Well, somewhere along the line I learned to have some morals. And respect is a huge part of it.  It’s probably why my capoeira group appealed to me so much (insert “oh jeez, she’s talking about that again”, but it’s true!).  They’ve got a code of ethics, which makes me respect the group all the more. I find myself turning back to this often and finding that it fits very well into my life, so I will just post it here:

Respect: Maintain respect for ourselves, each other, our ever-evolving capoeira community, the training space we share, and the art that we practice together.

Freedom: Create a safe space to express ourselves as the unique individuals we are.

Equality: Acknowledge everyone’s contribution as valuable. Never underestimate anyone – especially yourself.

Integrity: Be fair, impartial, and true to our word. Don’t cheat ourselves or others. Admit when we are wrong and strive to make it right.
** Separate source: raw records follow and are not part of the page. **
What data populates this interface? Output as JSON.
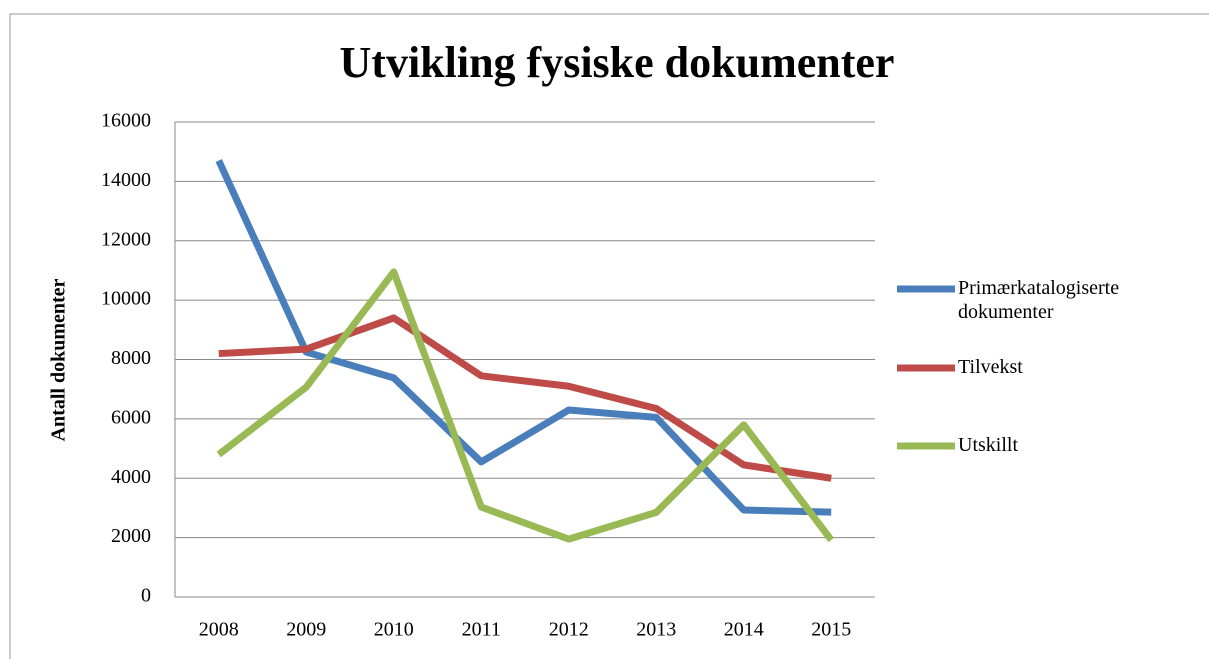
{
  "chart_data": {
    "type": "line",
    "title": "Utvikling fysiske dokumenter",
    "y_label": "Antall dokumenter",
    "categories": [
      "2008",
      "2009",
      "2010",
      "2011",
      "2012",
      "2013",
      "2014",
      "2015"
    ],
    "series": [
      {
        "name": "Primærkatalogiserte dokumenter",
        "color": "#4a7ebb",
        "values": [
          14700,
          8250,
          7380,
          4550,
          6300,
          6050,
          2930,
          2860
        ]
      },
      {
        "name": "Tilvekst",
        "color": "#be4b48",
        "values": [
          8200,
          8350,
          9400,
          7450,
          7100,
          6350,
          4450,
          4000
        ]
      },
      {
        "name": "Utskillt",
        "color": "#98b954",
        "values": [
          4800,
          7070,
          10950,
          3030,
          1950,
          2850,
          5800,
          1920
        ]
      }
    ],
    "ylim": [
      0,
      16000
    ],
    "yticks": [
      0,
      2000,
      4000,
      6000,
      8000,
      10000,
      12000,
      14000,
      16000
    ],
    "grid": true,
    "legend": "right"
  }
}
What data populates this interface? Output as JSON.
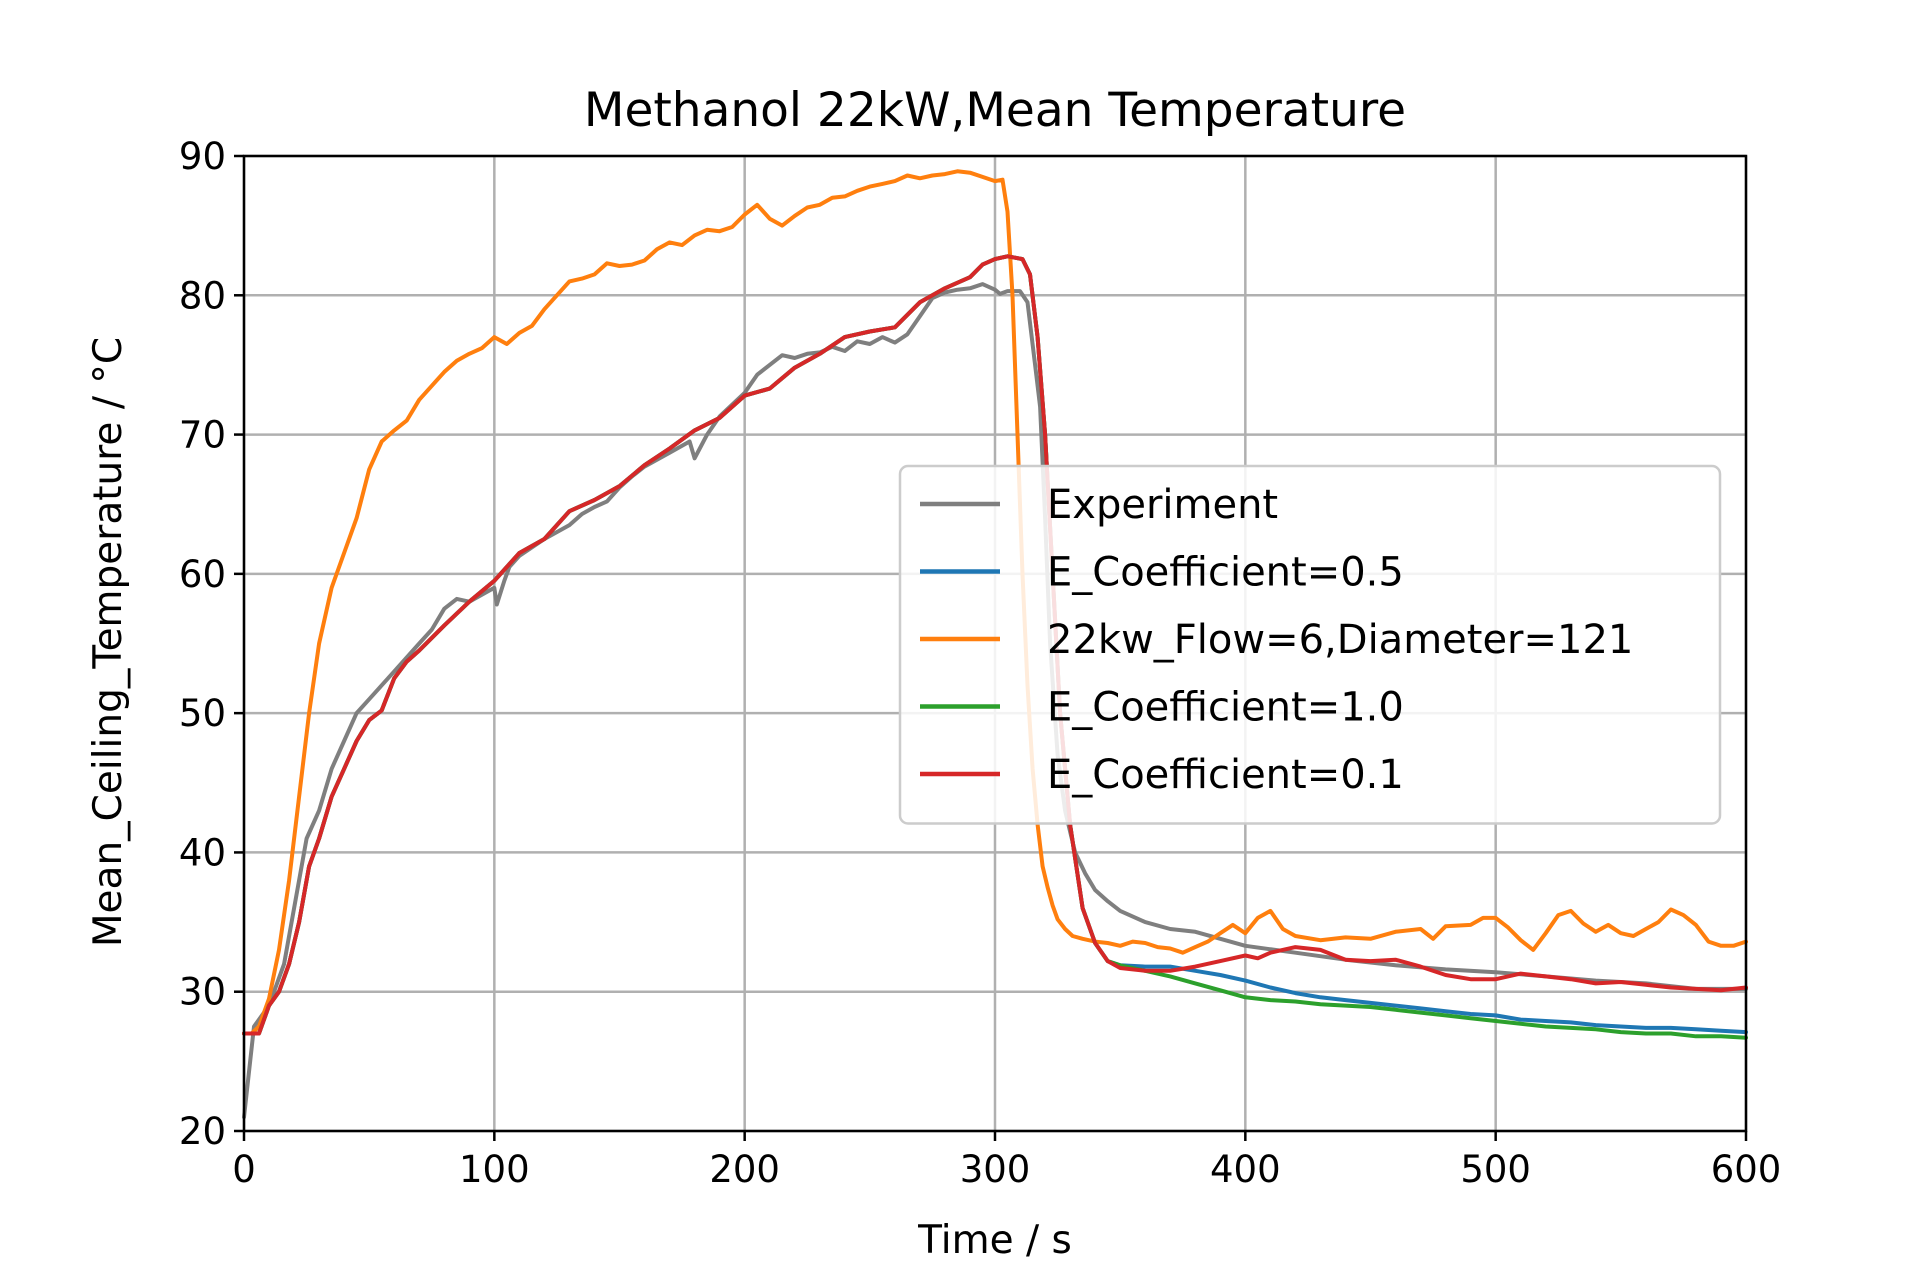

Leadership: Serve as positive role models, both inside the studio while training and outside of the studio as community representatives of ABADÁ. Offer help when we can give it and ask for help when we need it. Hold ourselves and each other accountable for our actions.

Community: Share experiences – both hard and easy, fun and frustrating, painful and pleasurable. Foster a sense of belonging, camaraderie, and wonder. Extend our skills, knowledge, friendship and time. Act for the betterment of the whole.

Education: Seek to understand and honor the rich traditions of capoeira. Choose to expand our knowledge and to take advantage of opportunities presented to us.

Strength: Commit to challenges. Push physical, mental, emotional, and spiritual limitations, building stronger bodies, minds, and souls. Approach fear and challenges as opportunities for growth, remembering that failure is a benchmark for future success, and achieved goals are marks of success to celebrate and benchmarks to exceed.

I look at these often as they apply to my life inside and outside of capoeira, and they don’t fail me in either space.  Even when I may “fail” in the sense of not meeting a goal, I never feel like I fail if I give it my best and do it according to my beliefs.